Clay County Patient Tests Positive for COVID-19

posted on Tuesday, March 31, 2020 in COVID-19

The Iowa Department of Public Health (IDPH) has confirmed a Clay County resident tested positive for COVID-19 (coronavirus-19).

The individual is an adult female in the age range of 18 to 40 and is a resident of Clay County. She is recovering at home in isolation.

“With community spread of COVID-19 first confirmed in Iowa mid-March, we anticipated it was a matter of time before one or more cases would be confirmed in northwest Iowa,” commented Dr. Amanda Young, Spencer Hospital Medical Staff President. “While this may be Clay County’s first case, it may not be the last. And that’s why it’s critical to make prevention a priority – stay home if you are ill and everyone needs to practice social distancing to help prevent the spread of the virus.”

Though testing for COVID-19 is still limited, Dr. David Keith, Clay County Public Health Medical Director, said that if symptomatic, area citizens who are symptomatic should follow the CDC guidelines for self-isolation.

“With or without the test confirming infection of COVID-19, the care remains the same. There is no vaccine or antibiotic to treat COVID-19,” Dr. Keith said. “For anyone with mild symptoms, stay home and isolate yourself as best as you can from others in your household. Treat symptoms with over-the-counter cough medicines and fever reducers such as Tylenol. If your symptoms become severe – meaning that you are having difficulty breathing, contact the clinic to be seen or, if necessary, the Spencer Hospital emergency department.”

Approximately 80% of Iowans infected with COVID-19, will experience only a mild to moderate illness. Most mildly ill Iowans do not need to go to their healthcare provider or be tested to confirm they have COVID-19. Sick Iowans must stay home and isolate themselves from others in their house. Stay home and isolate from others in the house until:

  • You have had no fever for at least 72 hours (that is three full days of no fever without the use of medicine that reduces fevers)


  • Other symptoms have improved (for example, when your cough or shortness of breath have improved)


  • At least 7 days have passed since your symptoms first appeared.
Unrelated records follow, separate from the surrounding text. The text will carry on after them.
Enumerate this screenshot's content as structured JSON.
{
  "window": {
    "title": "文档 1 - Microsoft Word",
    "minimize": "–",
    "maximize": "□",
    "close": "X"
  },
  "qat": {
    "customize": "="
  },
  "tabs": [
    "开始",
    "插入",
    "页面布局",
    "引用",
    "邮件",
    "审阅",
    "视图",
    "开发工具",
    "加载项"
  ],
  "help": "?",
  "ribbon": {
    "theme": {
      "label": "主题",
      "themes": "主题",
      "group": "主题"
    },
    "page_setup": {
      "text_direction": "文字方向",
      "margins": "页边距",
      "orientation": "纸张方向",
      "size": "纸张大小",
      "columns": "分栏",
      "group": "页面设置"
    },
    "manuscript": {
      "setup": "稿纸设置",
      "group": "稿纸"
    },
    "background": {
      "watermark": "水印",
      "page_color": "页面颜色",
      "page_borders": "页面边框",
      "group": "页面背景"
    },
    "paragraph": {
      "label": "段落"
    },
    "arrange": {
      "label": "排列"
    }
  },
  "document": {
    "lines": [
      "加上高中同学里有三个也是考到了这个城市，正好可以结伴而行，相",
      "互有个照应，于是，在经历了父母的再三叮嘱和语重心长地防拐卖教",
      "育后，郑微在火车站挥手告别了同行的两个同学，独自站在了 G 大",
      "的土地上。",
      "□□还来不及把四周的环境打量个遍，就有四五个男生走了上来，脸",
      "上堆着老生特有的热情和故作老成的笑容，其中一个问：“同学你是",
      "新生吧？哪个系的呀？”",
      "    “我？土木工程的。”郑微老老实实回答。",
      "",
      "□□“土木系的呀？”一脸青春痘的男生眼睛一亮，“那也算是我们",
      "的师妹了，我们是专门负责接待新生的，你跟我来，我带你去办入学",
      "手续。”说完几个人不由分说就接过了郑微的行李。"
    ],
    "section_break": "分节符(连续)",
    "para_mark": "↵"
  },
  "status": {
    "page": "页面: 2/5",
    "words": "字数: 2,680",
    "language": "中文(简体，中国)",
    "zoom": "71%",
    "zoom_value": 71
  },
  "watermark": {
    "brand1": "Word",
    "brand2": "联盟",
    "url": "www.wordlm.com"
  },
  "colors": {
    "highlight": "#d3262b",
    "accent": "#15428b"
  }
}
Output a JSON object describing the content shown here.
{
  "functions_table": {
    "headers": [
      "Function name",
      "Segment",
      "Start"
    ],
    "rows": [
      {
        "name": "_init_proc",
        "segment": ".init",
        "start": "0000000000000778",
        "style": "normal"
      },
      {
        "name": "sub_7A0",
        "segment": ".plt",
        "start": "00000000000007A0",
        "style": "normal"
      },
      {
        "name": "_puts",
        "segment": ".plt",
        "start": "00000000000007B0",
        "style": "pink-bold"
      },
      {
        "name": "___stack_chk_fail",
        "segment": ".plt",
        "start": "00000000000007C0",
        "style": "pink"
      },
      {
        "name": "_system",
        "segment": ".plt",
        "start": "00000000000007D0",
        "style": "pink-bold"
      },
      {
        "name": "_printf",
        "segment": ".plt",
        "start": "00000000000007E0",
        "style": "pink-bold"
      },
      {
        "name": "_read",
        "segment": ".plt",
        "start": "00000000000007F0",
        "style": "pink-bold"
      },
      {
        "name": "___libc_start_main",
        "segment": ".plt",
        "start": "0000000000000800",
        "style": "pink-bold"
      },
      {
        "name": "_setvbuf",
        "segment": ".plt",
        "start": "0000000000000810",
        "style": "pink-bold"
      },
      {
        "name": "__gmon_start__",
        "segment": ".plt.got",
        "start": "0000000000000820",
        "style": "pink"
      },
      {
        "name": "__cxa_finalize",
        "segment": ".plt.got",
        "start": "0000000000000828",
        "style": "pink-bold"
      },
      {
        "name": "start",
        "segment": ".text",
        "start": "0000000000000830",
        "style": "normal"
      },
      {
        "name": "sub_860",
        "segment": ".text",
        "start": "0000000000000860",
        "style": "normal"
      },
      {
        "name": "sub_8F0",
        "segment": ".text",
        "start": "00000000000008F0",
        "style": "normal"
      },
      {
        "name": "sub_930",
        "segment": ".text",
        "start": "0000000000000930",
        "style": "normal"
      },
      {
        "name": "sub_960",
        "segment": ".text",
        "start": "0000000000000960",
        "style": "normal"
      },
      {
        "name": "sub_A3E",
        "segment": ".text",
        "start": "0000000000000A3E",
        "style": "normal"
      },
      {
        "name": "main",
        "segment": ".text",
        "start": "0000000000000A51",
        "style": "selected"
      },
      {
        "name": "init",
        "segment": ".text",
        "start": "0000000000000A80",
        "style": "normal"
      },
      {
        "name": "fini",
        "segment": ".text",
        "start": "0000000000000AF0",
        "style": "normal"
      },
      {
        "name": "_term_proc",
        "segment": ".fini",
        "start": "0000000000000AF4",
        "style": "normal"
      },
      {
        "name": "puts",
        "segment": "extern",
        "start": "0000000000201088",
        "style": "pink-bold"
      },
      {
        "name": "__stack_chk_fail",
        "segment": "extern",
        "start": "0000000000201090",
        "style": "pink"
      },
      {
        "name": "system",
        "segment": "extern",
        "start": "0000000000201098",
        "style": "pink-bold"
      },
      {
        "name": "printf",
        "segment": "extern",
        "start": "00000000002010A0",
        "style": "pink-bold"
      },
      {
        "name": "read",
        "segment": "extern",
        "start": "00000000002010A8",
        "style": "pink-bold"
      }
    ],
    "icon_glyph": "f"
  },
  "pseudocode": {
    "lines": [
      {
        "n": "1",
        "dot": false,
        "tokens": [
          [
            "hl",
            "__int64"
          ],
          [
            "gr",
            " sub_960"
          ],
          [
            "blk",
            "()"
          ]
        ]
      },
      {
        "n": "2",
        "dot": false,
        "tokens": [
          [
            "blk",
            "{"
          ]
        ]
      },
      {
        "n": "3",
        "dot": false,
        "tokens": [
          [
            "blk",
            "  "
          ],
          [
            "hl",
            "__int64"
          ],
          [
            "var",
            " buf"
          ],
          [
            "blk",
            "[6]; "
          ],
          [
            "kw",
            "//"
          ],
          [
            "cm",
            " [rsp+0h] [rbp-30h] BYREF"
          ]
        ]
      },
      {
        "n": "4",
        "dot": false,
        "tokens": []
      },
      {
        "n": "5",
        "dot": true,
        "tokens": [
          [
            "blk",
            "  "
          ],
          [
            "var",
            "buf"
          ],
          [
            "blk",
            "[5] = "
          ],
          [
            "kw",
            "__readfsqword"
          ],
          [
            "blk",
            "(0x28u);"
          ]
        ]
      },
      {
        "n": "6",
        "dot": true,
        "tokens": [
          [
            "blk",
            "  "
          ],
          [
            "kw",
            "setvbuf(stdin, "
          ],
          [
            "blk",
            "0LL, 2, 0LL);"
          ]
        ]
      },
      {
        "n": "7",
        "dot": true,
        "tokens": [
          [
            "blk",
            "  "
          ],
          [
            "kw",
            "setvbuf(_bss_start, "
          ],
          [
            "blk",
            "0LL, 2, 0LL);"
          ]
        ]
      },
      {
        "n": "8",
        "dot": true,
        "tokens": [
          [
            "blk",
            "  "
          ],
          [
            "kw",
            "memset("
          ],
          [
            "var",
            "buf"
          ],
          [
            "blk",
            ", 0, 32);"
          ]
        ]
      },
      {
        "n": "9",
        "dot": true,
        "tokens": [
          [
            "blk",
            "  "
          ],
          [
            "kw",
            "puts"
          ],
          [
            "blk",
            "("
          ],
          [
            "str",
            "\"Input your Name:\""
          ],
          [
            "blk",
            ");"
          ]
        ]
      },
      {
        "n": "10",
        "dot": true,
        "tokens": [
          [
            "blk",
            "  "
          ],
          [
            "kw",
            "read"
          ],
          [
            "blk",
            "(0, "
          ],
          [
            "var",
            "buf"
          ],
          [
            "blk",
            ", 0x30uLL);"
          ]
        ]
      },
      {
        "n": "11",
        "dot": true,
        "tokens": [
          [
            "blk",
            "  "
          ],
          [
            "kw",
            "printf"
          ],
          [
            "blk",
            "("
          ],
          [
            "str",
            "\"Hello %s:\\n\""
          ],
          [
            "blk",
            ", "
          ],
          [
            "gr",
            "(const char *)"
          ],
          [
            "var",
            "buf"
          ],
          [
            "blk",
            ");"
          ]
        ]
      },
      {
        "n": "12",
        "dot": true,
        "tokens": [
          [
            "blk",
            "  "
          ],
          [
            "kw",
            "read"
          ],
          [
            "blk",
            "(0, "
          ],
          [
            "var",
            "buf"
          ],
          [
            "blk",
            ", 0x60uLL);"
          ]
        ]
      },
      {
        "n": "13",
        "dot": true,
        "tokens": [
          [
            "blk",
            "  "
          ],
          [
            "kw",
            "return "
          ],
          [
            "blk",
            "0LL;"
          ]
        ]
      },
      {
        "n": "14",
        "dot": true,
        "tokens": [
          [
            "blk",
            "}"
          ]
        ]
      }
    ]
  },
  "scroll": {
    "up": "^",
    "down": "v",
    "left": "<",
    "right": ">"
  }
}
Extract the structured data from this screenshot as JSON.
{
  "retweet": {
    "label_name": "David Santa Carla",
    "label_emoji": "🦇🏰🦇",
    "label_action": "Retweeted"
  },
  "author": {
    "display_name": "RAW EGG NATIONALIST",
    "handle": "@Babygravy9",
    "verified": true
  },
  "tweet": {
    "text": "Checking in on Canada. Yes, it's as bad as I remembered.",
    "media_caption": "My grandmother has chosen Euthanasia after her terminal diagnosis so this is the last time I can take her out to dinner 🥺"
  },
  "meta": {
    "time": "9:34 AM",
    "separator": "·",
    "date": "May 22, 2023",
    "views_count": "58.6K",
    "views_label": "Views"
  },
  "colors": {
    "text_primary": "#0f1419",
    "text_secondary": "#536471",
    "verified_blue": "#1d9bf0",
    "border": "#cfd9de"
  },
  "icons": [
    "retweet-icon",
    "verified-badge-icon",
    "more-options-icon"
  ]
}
Treatment and prevention tips from the Centers for Disease Control & Prevention include:

  • Stay home: People who are mildly ill with COVID-19 are able to recover at home. Do not leave, except to get medical care. Do not visit public areas.
  • Stay in touch with your doctor. Call before you get medical care. Be sure to get care if you feel worse or you think it is an emergency.
  • Stay away from others: As much as possible, you should stay in a specific “sick room” and away from other people in your home. Use a separate bathroom, if available.
    • Limit contact with pets & animals: You should restrict contact with pets and other animals, just like you would around other people. Although there have not been reports of pets or other animals becoming sick with COVID-19, it is still recommended that people with the virus limit contact with animals until more information is known.
  • Cover your cough or sneeze: Cover your mouth and nose with a tissue when you cough or sneeze. Throw used tissues in a lined trash can; thoroughly wash your hands.
  • Wash hands: Wash your hands often with soap and water for at least 20 seconds. This is especially important after blowing your nose, coughing, or sneezing; going to the bathroom; and before eating or preparing food.
  • Hand sanitizer: If soap and water are not available, use an alcohol-based hand sanitizer with at least 60% alcohol, covering all surfaces of your hands and rubbing them together until they feel dry.
  • Avoid touching: Avoid touching your eyes, nose, and mouth with unwashed hands.
  • Do not share: Do not share dishes, drinking glasses, cups, eating utensils, towels, or bedding with other people in your home.
  • Clean and disinfect: Routinely clean high-touch surfaces in your “sick room” and bathroom. Let someone else clean and disinfect surfaces in common areas, but not your bedroom and bathroom. High-touch surfaces include phones, remote controls, counters, tabletops, doorknobs, bathroom fixtures, toilets, keyboards, tablets, and bedside tables.